I'll gladly admit my ignorance as to why night racing requires a different physics model. Can you enlighten me?

I said respectively. :)

I work in the industry but I'm not a car nut so please excuse some of my admitted ignorance if I got any racing-specific stuff wrong.
 

cbox

Member
Who does everyone keep bringing up driveclub? Is killzone shadowfall not enough to prove that visuals don't make the game enjoyable? Wait for GT7 on ps4 to make a fair comparison between console sims.

Being able to select different times of day matters more to me than weather, though it would be cool to see it EVENTUALLY in forza... I'll keep waiting I guess.
 

soultron

Banned
I want that Rally game MSFT had on the original XB to come back. Didn't it have crazy night time snow circuits? It was really fun and looked great.

Not sure how it held up as a serious sim though.
 

jelly

Member
I want that Rally game MSFT had on the original XB to come back. Didn't it have crazy night time snow circuits? It was really fun and looked great.
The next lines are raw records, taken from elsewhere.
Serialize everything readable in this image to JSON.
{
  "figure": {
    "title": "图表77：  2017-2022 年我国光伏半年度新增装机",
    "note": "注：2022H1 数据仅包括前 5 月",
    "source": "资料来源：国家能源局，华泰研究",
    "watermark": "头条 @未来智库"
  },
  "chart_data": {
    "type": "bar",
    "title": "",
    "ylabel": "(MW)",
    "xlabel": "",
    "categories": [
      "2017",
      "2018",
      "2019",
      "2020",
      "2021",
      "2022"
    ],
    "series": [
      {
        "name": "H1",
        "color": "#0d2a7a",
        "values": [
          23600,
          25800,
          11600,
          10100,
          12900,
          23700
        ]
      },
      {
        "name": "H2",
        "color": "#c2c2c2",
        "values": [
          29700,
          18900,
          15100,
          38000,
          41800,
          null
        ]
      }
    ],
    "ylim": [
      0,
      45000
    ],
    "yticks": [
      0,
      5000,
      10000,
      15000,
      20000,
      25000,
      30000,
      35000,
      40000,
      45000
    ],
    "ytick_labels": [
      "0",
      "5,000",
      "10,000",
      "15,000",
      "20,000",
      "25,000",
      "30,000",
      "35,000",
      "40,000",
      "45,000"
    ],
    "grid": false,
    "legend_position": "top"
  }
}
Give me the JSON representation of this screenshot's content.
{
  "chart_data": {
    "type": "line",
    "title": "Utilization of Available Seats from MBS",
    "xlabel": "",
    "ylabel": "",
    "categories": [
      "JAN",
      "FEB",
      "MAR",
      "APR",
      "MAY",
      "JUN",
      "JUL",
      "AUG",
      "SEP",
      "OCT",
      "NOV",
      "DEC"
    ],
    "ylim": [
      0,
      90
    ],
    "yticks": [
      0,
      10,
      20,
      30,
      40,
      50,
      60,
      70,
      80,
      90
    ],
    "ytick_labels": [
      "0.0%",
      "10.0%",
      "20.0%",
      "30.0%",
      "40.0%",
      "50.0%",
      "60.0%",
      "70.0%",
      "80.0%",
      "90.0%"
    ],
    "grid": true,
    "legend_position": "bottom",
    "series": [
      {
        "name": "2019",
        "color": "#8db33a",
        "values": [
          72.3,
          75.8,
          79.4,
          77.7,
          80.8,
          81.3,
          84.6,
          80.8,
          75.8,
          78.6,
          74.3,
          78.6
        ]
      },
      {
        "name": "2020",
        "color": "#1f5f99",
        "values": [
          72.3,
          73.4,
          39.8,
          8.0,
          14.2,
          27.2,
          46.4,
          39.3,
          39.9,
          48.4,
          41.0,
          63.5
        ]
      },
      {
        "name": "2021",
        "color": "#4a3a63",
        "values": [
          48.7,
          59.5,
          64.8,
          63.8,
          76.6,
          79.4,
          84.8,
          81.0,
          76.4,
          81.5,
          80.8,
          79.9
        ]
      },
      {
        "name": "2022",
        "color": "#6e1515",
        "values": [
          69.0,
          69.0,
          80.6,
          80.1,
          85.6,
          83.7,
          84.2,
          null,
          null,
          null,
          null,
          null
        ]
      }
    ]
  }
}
Not sure how it held up as a serious sim though.

Rallisport Challenge 2.

That was a cracking game. DICE made amazing racing games back then. Midtown Madness 3 was great fun as well. Nothing beats the online.
 

AndyD

aka andydumi
Thanks for the reply. I thought of that after I posted. However, why not handle it similar to what Nascar Racing 2003 did?
In that game you could set the ambient temperature when setting up a race. In fact, it was cheat of sorts because cold temps could mask a poor handling car. As I remember it, the temp was not dynamic, it was fixed.

In that case the physics engine is still built for a dynamic temperature. Dynamic does not necessarily mean changing continuously, but could mean having multiple conditions.
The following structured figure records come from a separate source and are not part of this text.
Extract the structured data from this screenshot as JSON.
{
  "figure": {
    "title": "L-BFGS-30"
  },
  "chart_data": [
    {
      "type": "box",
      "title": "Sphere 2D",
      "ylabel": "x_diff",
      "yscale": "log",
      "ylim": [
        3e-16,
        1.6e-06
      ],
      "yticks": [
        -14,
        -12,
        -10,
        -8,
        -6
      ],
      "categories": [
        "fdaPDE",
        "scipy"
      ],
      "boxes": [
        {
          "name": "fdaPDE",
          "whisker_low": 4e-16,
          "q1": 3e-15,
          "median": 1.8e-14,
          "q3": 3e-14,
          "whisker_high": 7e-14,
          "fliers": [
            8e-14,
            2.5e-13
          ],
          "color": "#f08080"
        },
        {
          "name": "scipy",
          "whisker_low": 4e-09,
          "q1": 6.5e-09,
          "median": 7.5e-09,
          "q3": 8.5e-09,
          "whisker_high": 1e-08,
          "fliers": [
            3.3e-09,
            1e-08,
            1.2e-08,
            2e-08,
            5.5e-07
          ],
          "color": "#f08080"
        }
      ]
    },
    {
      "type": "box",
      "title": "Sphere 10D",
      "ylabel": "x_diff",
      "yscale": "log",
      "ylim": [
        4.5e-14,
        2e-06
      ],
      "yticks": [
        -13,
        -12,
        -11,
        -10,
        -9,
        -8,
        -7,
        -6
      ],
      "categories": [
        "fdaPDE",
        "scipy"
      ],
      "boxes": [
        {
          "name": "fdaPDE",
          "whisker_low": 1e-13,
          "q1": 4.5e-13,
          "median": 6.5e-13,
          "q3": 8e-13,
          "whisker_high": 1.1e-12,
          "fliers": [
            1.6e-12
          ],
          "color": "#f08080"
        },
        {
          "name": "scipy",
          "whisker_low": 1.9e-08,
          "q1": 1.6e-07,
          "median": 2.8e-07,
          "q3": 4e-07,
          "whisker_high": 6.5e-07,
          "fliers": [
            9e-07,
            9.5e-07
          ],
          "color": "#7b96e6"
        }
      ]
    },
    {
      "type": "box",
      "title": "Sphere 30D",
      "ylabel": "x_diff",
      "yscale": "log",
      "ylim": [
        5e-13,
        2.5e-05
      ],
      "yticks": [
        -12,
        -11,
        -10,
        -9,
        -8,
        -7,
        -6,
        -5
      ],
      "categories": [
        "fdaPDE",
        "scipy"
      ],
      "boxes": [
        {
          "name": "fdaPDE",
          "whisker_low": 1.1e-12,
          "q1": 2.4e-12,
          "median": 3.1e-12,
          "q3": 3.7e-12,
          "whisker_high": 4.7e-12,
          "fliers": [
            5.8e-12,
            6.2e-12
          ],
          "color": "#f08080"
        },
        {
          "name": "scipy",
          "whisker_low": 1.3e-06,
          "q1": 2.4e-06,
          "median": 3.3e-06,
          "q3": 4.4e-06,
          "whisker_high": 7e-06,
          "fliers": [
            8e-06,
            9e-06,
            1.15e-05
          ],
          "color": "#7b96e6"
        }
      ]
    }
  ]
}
So the engine could be designed to account for say 5 levels of temperatures based on what you manually set it at. If Forza is designed from the ground up to only handle one set, then making it support multiple sets is indeed a reworking of the engine.

Same with weather. Even if you just have dry and wet, two set points of humidity, if the engine is pre-baked based on dry, then the engine needs re-working to accommodate the other state.
 

Flo_Evans

Member
I think Greenwalt mentioned he didn't want to go half-way and do something as simple as baked lighting. I'm not an artist/tech director but while I think you could get away with baking some parts, you'd probably want some dynamism in terms of the headlights and shadows cast from at least the player vehicle headlights when hitting other cars or objects on the track.
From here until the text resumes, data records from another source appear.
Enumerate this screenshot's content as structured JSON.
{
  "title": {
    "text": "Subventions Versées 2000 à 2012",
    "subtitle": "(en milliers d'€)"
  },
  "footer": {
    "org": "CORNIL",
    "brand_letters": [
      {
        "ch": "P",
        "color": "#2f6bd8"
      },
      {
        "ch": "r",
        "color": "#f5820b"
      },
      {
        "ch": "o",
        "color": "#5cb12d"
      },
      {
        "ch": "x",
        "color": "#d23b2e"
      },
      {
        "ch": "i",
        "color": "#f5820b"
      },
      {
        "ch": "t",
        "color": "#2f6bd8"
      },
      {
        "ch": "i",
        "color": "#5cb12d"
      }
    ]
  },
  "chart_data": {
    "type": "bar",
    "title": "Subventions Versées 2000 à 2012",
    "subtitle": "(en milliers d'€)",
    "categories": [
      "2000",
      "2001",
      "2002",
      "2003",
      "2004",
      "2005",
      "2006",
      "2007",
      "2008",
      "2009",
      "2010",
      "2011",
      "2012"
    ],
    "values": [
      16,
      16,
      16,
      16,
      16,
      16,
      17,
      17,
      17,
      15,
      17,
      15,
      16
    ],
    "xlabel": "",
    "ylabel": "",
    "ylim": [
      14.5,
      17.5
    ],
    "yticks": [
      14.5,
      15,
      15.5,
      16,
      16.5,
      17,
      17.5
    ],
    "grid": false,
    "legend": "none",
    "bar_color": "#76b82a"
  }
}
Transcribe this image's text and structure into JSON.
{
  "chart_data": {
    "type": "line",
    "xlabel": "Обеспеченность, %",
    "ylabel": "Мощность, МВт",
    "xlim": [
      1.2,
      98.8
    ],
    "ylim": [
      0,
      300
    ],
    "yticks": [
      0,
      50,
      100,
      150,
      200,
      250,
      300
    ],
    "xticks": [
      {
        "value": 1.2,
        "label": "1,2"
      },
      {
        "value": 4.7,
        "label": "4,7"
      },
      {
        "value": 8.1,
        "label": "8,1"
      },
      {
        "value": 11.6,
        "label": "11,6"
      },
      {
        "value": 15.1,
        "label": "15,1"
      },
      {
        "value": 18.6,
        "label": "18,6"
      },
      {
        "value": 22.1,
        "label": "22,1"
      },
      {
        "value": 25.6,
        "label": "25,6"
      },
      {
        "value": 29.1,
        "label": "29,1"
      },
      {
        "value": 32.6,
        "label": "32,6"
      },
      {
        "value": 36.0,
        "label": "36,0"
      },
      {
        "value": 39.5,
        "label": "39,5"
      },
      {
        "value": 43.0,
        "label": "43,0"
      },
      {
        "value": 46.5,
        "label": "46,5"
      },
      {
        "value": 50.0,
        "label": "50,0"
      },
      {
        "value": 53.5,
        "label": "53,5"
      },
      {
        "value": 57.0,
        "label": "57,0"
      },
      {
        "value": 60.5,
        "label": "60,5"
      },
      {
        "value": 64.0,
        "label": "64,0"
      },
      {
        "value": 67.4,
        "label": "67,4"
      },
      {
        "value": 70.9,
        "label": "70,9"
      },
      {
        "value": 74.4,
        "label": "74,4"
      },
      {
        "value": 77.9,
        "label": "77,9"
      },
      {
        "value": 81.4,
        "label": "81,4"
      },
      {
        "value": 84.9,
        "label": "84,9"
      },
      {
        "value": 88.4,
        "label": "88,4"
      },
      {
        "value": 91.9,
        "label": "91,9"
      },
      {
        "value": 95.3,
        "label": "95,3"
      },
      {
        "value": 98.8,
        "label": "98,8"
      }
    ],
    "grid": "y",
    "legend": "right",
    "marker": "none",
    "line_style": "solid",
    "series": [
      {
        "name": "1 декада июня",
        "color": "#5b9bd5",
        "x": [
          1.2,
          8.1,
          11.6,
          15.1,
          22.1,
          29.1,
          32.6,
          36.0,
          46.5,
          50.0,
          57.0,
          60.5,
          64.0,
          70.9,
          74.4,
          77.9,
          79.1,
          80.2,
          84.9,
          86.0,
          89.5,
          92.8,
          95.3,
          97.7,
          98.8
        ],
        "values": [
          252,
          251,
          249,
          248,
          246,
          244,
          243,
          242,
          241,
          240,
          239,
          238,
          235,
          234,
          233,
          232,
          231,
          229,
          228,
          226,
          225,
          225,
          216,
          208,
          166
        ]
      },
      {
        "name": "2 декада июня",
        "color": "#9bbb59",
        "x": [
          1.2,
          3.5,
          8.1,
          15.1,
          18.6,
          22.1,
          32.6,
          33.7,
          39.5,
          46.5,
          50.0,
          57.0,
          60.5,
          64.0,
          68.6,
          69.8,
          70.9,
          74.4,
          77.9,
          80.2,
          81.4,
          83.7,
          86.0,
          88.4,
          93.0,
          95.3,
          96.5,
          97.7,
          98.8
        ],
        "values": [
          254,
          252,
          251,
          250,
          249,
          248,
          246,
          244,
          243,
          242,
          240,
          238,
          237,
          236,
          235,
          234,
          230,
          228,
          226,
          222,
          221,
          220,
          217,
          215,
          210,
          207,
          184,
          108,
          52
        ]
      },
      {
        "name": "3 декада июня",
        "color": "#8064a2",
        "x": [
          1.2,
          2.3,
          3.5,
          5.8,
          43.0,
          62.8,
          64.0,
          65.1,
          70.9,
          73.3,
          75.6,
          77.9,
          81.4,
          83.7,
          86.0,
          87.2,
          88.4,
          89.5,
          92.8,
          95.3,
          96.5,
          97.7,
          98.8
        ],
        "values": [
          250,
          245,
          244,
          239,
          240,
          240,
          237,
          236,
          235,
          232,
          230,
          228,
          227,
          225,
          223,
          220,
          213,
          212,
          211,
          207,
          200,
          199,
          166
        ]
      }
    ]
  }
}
T10 would probably then go all-in/in-depth on how headlight reflections affect their car shaders, the road, objects on the track, do a cost-benefit analysis on how it hits performance (does it mean they sacrifice some of the processing normally given to their physics model? do they downgrade visuals in someway... when they're already trying to improve the visuals to be realistic lighting conditions? Do they reduce the number of cars on the track?) after that. How does this affect MP if you expect to have multiple player-controller cars casting shadows from their headlights?

Combine this with rain (at night) and then further research goes into how your lighting and shaders need to react.

Suggesting major tweaks like this aren't really cheap. They need to be researched and tested to see how it affects the overall quality of the game, performance, etc.



I said respectively. :)

I work in the industry but I'm not a car nut so please excuse some of my admitted ignorance if I got any racing-specific stuff wrong.

Sounds a lot like Kazanori and damage modeling. i.e. excuses.
 

Chitown B

Member
It is. It's about simulating the entire gamut of race conditions. Not just perfect racing conditions.

It can have you on the edge of your seat.

personally, there's nothing I hate more in racing games than trying to race in the dark. I hate hate hate it. it's awful.
 

eso76

Member
T10's problem is they didn't really think ahead when designing their engine.
OR the 2 years cycle doesn't give them the time to completely redo their engine between chapters.

As far as driving AND racing go, FM5 is probably the best racer available on consoles, but the engine is holding them back.